Der unregelmäßige Rhythmus meiner Schritte ergab zu Hause ein überraschend verspieltes Motiv.

Das Design gefällt mir nach wie vor sehr, doch einige Töne wirken weniger offen als andere. Ich habe erst meine Position und dann meine Anschlagtechnik verändert. Beim langsamen Spielen bleiben die Unterschiede hörbar. Im Moment habe ich zwar Freude daran, vermisse aber weiterhin die erhoffte Ausgewogenheit.

Dieses Modell fasziniert mich.

Ich bin früh aufgestanden, um vor dem ersten Lärm im Haus zu spielen. Diese Ruhe verändert die Art, wie ich zuhöre, völlig.

Mit einem befreundeten Bassisten habe ich ein paar Phrasen ausprobiert. Unsere Klänge ergänzten sich, ohne einander zu überdecken.

Zwischen zwei Kapiteln holt mich eine kurze Improvisation ganz in den Augenblick zurück.

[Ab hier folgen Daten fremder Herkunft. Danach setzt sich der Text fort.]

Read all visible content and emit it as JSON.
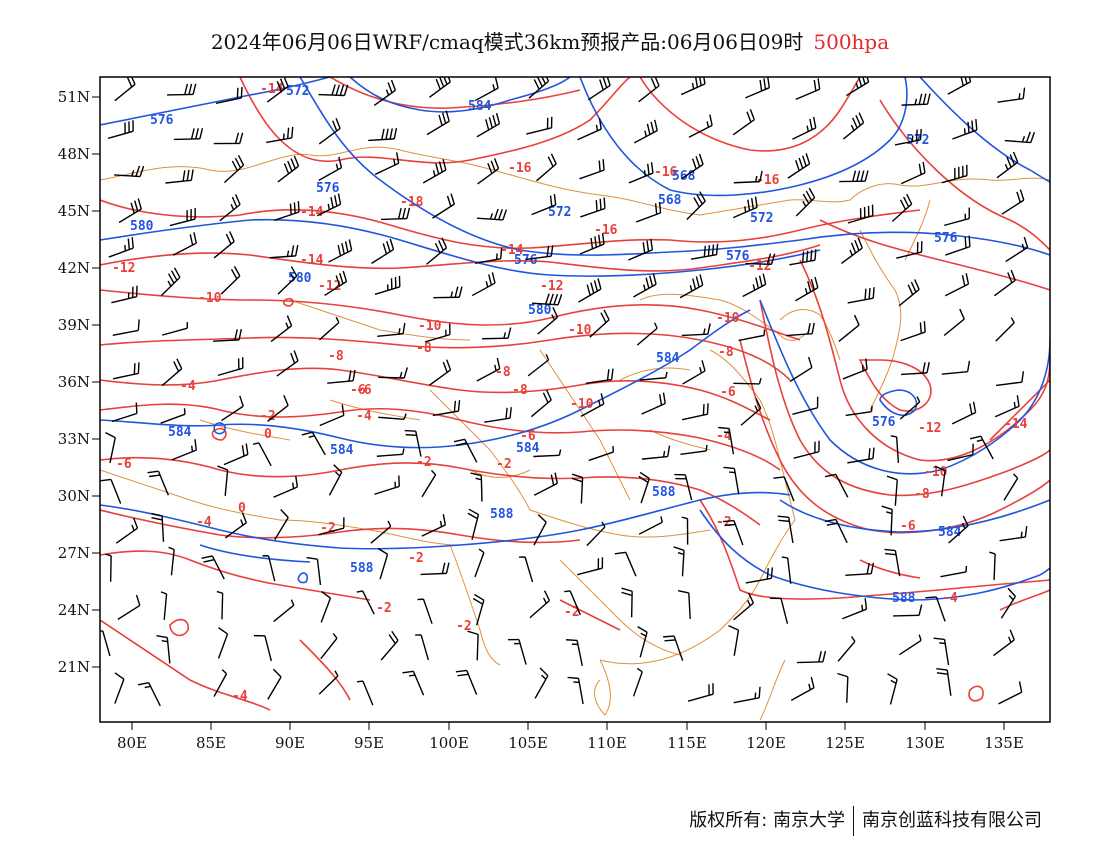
{
  "title": {
    "main": "2024年06月06日WRF/cmaq模式36km预报产品:06月06日09时",
    "level": "500hpa"
  },
  "axes": {
    "lon_ticks": [
      "80E",
      "85E",
      "90E",
      "95E",
      "100E",
      "105E",
      "110E",
      "115E",
      "120E",
      "125E",
      "130E",
      "135E"
    ],
    "lat_ticks": [
      "51N",
      "48N",
      "45N",
      "42N",
      "39N",
      "36N",
      "33N",
      "30N",
      "27N",
      "24N",
      "21N"
    ]
  },
  "colors": {
    "temperature": "#e8403a",
    "height": "#2255dd",
    "boundary": "#e09040",
    "wind": "#000000"
  },
  "contour_labels": {
    "temperature": [
      "-14",
      "-16",
      "-16",
      "-18",
      "-14",
      "-16",
      "-14",
      "-16",
      "-14",
      "-12",
      "-10",
      "-12",
      "-12",
      "-10",
      "-10",
      "-12",
      "-8",
      "-10",
      "-10",
      "-8",
      "-6",
      "-8",
      "-6",
      "-8",
      "-4",
      "-2",
      "-4",
      "-6",
      "-8",
      "-6",
      "-4",
      "-14",
      "-2",
      "-12",
      "-10",
      "-8",
      "-6",
      "-2",
      "-2",
      "-2",
      "-2",
      "-2",
      "-4",
      "0",
      "-4",
      "-4",
      "-6",
      "-2",
      "0",
      "-2"
    ],
    "height": [
      "572",
      "576",
      "584",
      "576",
      "572",
      "568",
      "580",
      "572",
      "576",
      "576",
      "568",
      "572",
      "580",
      "576",
      "580",
      "584",
      "584",
      "584",
      "588",
      "588",
      "588",
      "584",
      "576",
      "584",
      "588"
    ]
  },
  "footer": {
    "copyright": "版权所有: 南京大学",
    "company": "南京创蓝科技有限公司"
  }
}
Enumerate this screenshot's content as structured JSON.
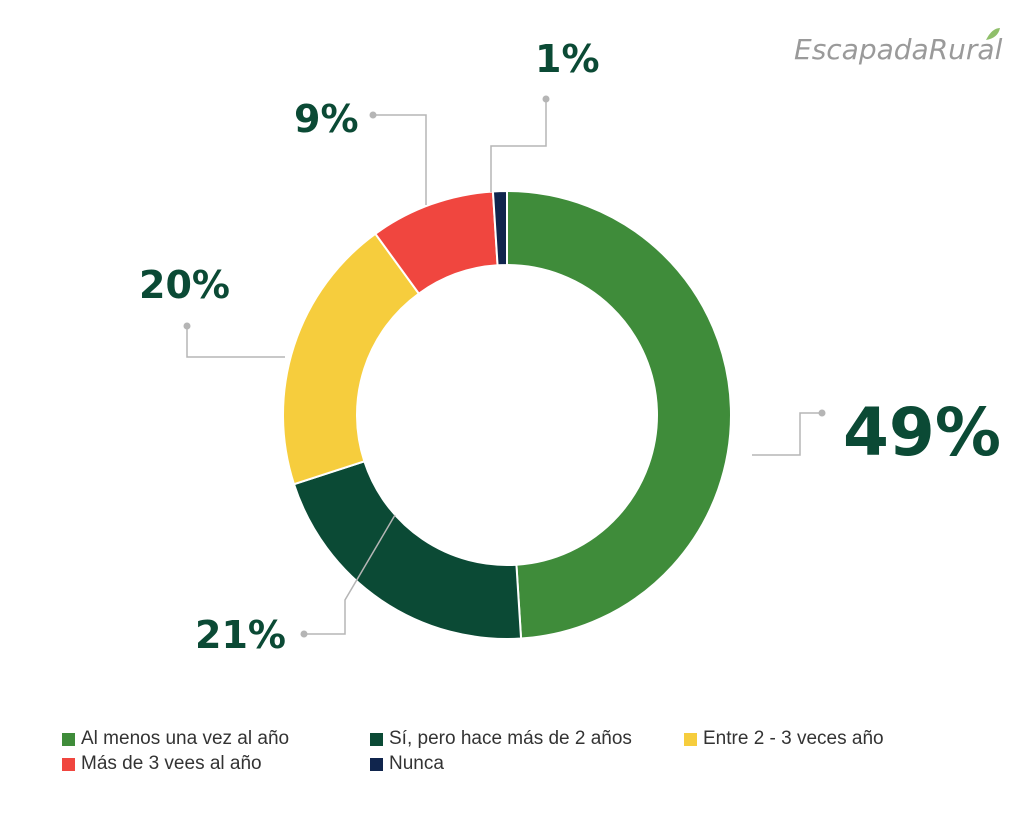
{
  "brand": {
    "name": "EscapadaRural"
  },
  "chart_data": {
    "type": "pie",
    "donut": true,
    "categories": [
      "Al menos una vez al año",
      "Sí, pero hace más de 2 años",
      "Entre 2 - 3 veces año",
      "Más de 3 vees al año",
      "Nunca"
    ],
    "values": [
      49,
      21,
      20,
      9,
      1
    ],
    "data_labels": [
      "49%",
      "21%",
      "20%",
      "9%",
      "1%"
    ],
    "colors": [
      "#3f8c3a",
      "#0b4a35",
      "#f6cd3d",
      "#f0463f",
      "#10254d"
    ],
    "legend_position": "bottom"
  },
  "legend": {
    "items": [
      {
        "label": "Al menos una vez al año",
        "color": "#3f8c3a"
      },
      {
        "label": "Sí, pero hace más de 2 años",
        "color": "#0b4a35"
      },
      {
        "label": "Entre 2 - 3 veces año",
        "color": "#f6cd3d"
      },
      {
        "label": "Más de 3 vees al año",
        "color": "#f0463f"
      },
      {
        "label": "Nunca",
        "color": "#10254d"
      }
    ]
  }
}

Die Tasche ist größer als erwartet, aber für unterwegs nutze ich sie trotzdem gern.

Ein hoher Ton wirkt manchmal trockener als die anderen. Wenn ich sanfter anschlage, bleibt das Gesamtbild trotzdem angenehm.

Ich wiederhole dasselbe Motiv und verschiebe dabei den Akzent um einen Anschlag. Durch dieses kleine Spiel habe ich Rhythmen entdeckt, nach denen ich sonst nie gesucht hätte.

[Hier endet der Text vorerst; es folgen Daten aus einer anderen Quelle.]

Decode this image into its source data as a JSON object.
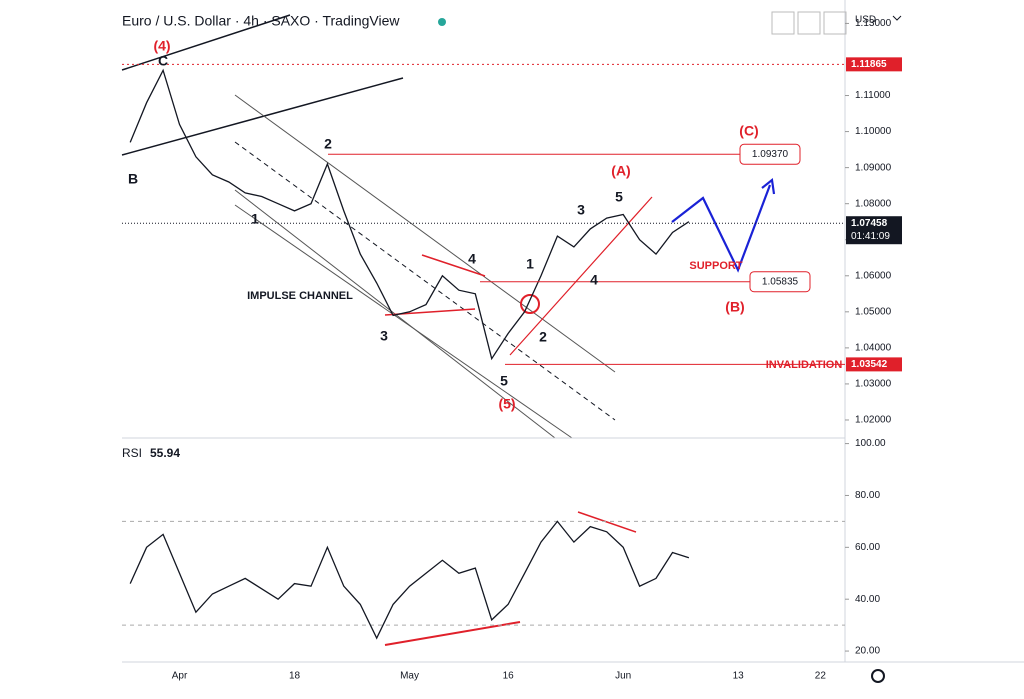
{
  "chart_data": [
    {
      "type": "line",
      "title": "Euro / U.S. Dollar · 4h · SAXO · TradingView",
      "y_axis_label": "USD",
      "categories": [
        null,
        null,
        null,
        "Apr",
        null,
        null,
        null,
        null,
        null,
        null,
        "18",
        null,
        null,
        null,
        null,
        null,
        null,
        "May",
        null,
        null,
        null,
        null,
        null,
        "16",
        null,
        null,
        null,
        null,
        null,
        null,
        "Jun",
        null,
        null,
        null,
        null,
        null,
        null,
        "13",
        null,
        null,
        null,
        null,
        "22",
        null
      ],
      "series": [
        {
          "name": "EURUSD",
          "color": "#131722",
          "values": [
            1.097,
            1.108,
            1.117,
            1.102,
            1.093,
            1.088,
            1.086,
            1.083,
            1.082,
            1.08,
            1.078,
            1.08,
            1.091,
            1.078,
            1.066,
            1.058,
            1.049,
            1.05,
            1.052,
            1.06,
            1.056,
            1.055,
            1.037,
            1.044,
            1.05,
            1.06,
            1.071,
            1.068,
            1.073,
            1.076,
            1.077,
            1.07,
            1.066,
            1.072,
            1.075,
            null,
            null,
            null,
            null,
            null,
            null,
            null,
            null,
            null
          ]
        }
      ],
      "ylim": [
        1.015,
        1.1365
      ],
      "yticks": [
        {
          "value": 1.02,
          "label": "1.02000"
        },
        {
          "value": 1.03,
          "label": "1.03000"
        },
        {
          "value": 1.04,
          "label": "1.04000"
        },
        {
          "value": 1.05,
          "label": "1.05000"
        },
        {
          "value": 1.06,
          "label": "1.06000"
        },
        {
          "value": 1.07,
          "label": "1.07000"
        },
        {
          "value": 1.08,
          "label": "1.08000"
        },
        {
          "value": 1.09,
          "label": "1.09000"
        },
        {
          "value": 1.1,
          "label": "1.10000"
        },
        {
          "value": 1.11,
          "label": "1.11000"
        },
        {
          "value": 1.13,
          "label": "1.13000"
        }
      ],
      "levels": [
        {
          "value": 1.11865,
          "label": "1.11865",
          "color": "#e0202a"
        },
        {
          "value": 1.0937,
          "label": "1.09370",
          "color": "#e0202a"
        },
        {
          "value": 1.07458,
          "label": "1.07458",
          "color": "#131722",
          "sublabel": "01:41:09"
        },
        {
          "value": 1.05835,
          "label": "1.05835",
          "color": "#e0202a"
        },
        {
          "value": 1.03542,
          "label": "1.03542",
          "color": "#e0202a"
        }
      ],
      "annotations": [
        {
          "text": "(4)",
          "color": "#e0202a"
        },
        {
          "text": "C",
          "color": "#131722"
        },
        {
          "text": "B",
          "color": "#131722"
        },
        {
          "text": "2",
          "color": "#131722"
        },
        {
          "text": "1",
          "color": "#131722"
        },
        {
          "text": "IMPULSE CHANNEL",
          "color": "#131722"
        },
        {
          "text": "3",
          "color": "#131722"
        },
        {
          "text": "4",
          "color": "#131722"
        },
        {
          "text": "1",
          "color": "#131722"
        },
        {
          "text": "2",
          "color": "#131722"
        },
        {
          "text": "3",
          "color": "#131722"
        },
        {
          "text": "5",
          "color": "#131722"
        },
        {
          "text": "4",
          "color": "#131722"
        },
        {
          "text": "5",
          "color": "#131722"
        },
        {
          "text": "(5)",
          "color": "#e0202a"
        },
        {
          "text": "(A)",
          "color": "#e0202a"
        },
        {
          "text": "(C)",
          "color": "#e0202a"
        },
        {
          "text": "(B)",
          "color": "#e0202a"
        },
        {
          "text": "SUPPORT",
          "color": "#e0202a"
        },
        {
          "text": "INVALIDATION",
          "color": "#e0202a"
        }
      ]
    },
    {
      "type": "line",
      "title": "RSI",
      "current_value_label": "55.94",
      "series": [
        {
          "name": "RSI",
          "color": "#131722",
          "values": [
            46,
            60,
            65,
            50,
            35,
            42,
            45,
            48,
            44,
            40,
            46,
            45,
            60,
            45,
            38,
            25,
            38,
            45,
            50,
            55,
            50,
            52,
            32,
            38,
            50,
            62,
            70,
            62,
            68,
            66,
            60,
            45,
            48,
            58,
            56,
            null,
            null,
            null,
            null,
            null,
            null,
            null,
            null,
            null
          ]
        }
      ],
      "ylim": [
        18,
        101
      ],
      "yticks": [
        {
          "value": 20,
          "label": "20.00"
        },
        {
          "value": 40,
          "label": "40.00"
        },
        {
          "value": 60,
          "label": "60.00"
        },
        {
          "value": 80,
          "label": "80.00"
        },
        {
          "value": 100,
          "label": "100.00"
        }
      ],
      "bands": [
        30,
        70
      ]
    }
  ]
}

Bei 432 Hz beende ich meine Sessions mit einem Ton, den ich vollständig verklingen lasse. Allein dieses Innehalten entspannt mich sehr.

Um die Akustik zu vergleichen, trug ich die Handpan ins Treppenhaus. Schon ein einzelner Anschlag zog dort wie eine Welle nach unten. Zwanzig Minuten lang spielte ich ganz kurze Rufe und wartete dann auf ihre Rückkehr. Dieses Spiel mit dem Echo brachte mich auf mehrere Ideen für Übergänge. Noch nie hatte ich den ausklingenden Tönen so aufmerksam zugehört.

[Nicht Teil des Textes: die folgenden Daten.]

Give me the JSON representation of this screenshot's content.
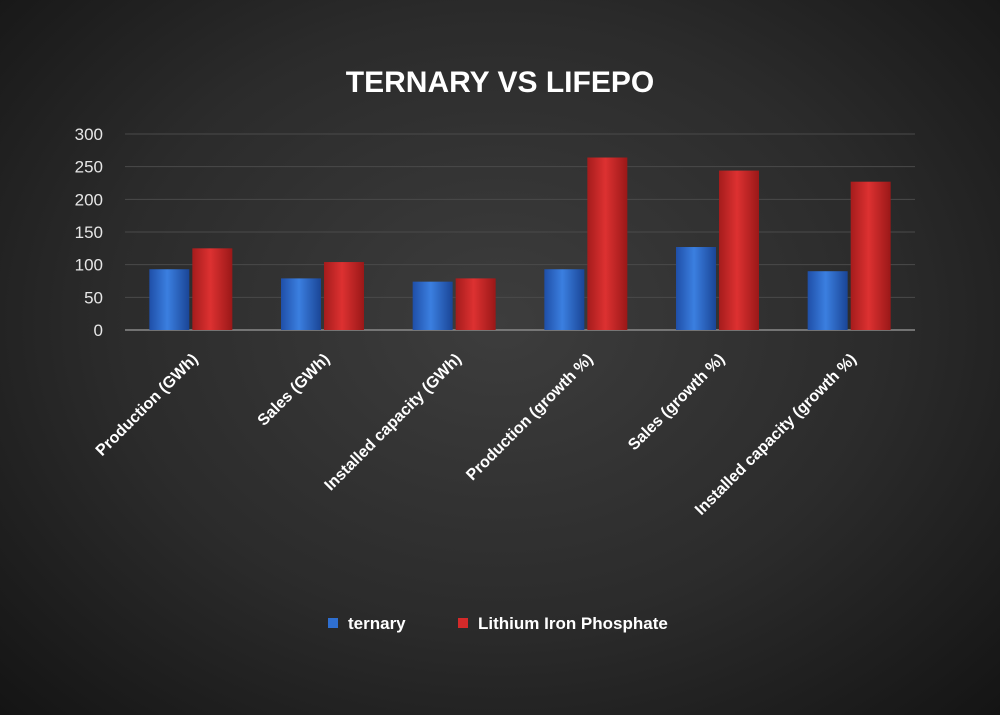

Das tiefe Blau ist wunderschön, zeigt Fingerabdrücke aber schneller, als ich erwartet hatte. Inzwischen bewahre ich ein Tuch in der Tasche auf. Das Abwischen dauert nur ein paar Sekunden und schon sieht die Oberfläche wieder makellos aus. Ich hätte mir lediglich gewünscht, dass dies seltener nötig wäre.